Par ailleurs, une analyse sociologique menée en parallèle a pointé des freins à l'adoption de ces pratiques et des « leviers pour lever ces freins ». Ils diffèrent d'une région à l'autre mais la place manque pour en dire plus.
Valable dans le Sud-Ouest
Enfin, ces résultats sont valables dans le Sud-Ouest. Mais pas forcément là où le climat est plus sec (Sud-Est) ou les vignes plus étroites (Bourgogne).
Deux moralités
On peut tirer deux moralités de cette étude. D'abord, toute référence en placettes a intérêt à être testée grandeur nature avant son adoption : vérification agronomique, confrontation à la pratique.

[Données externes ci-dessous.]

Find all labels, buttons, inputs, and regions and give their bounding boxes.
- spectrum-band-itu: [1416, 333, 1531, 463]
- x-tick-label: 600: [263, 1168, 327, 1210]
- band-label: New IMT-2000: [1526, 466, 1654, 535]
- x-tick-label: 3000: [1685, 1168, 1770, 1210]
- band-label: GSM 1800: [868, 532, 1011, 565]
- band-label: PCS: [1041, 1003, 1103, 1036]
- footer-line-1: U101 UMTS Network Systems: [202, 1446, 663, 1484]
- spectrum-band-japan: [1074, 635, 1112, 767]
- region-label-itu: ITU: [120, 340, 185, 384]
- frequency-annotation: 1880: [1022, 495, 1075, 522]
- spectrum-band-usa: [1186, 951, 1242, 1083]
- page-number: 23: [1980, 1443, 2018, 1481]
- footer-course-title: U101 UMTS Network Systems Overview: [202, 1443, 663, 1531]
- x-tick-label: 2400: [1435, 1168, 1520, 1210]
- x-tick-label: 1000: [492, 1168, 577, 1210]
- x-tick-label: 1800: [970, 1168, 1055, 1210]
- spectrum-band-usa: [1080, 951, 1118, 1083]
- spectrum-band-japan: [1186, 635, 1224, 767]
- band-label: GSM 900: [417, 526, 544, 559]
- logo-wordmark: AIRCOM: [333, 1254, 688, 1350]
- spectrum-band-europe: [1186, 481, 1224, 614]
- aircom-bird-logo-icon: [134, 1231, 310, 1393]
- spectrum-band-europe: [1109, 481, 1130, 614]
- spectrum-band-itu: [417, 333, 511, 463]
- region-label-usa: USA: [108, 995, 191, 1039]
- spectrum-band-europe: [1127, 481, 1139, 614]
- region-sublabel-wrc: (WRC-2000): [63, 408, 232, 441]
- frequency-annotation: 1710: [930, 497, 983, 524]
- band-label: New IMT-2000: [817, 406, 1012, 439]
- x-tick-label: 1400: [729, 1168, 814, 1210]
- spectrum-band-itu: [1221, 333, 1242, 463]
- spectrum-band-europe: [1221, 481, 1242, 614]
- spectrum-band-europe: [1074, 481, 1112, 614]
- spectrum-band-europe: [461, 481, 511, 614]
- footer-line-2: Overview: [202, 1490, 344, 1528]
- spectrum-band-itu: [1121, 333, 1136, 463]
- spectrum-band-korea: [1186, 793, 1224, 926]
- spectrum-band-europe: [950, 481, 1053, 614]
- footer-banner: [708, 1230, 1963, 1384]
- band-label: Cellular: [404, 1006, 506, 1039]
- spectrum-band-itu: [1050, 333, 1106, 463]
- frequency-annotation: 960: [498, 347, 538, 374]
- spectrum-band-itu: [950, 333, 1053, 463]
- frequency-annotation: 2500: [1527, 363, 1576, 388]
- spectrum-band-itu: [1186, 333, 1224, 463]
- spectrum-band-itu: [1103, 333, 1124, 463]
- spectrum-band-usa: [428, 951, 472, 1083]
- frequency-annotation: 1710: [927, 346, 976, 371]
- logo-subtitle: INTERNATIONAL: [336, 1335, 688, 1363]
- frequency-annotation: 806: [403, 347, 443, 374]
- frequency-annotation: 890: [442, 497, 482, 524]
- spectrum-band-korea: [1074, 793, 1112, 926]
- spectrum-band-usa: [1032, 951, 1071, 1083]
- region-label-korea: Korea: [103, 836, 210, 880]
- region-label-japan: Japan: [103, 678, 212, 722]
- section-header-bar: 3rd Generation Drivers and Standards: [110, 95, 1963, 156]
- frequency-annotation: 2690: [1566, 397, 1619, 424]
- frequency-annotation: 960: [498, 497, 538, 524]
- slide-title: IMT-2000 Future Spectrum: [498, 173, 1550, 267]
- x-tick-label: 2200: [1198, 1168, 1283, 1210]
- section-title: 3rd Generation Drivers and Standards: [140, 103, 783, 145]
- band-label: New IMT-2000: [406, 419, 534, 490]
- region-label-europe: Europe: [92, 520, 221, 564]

Ensuite, l'enherbement du rang de vigne est prometteur dans le Sud-Ouest, mais pas l'enherbement total permanent à base de graminées pérennes. On peut travailler le sol un interrang sur deux pour recréer le rapport surface enherbée/surface travaillée d'une vigne à interrang enherbé/rang désherbé. Sans chahuter les ceps.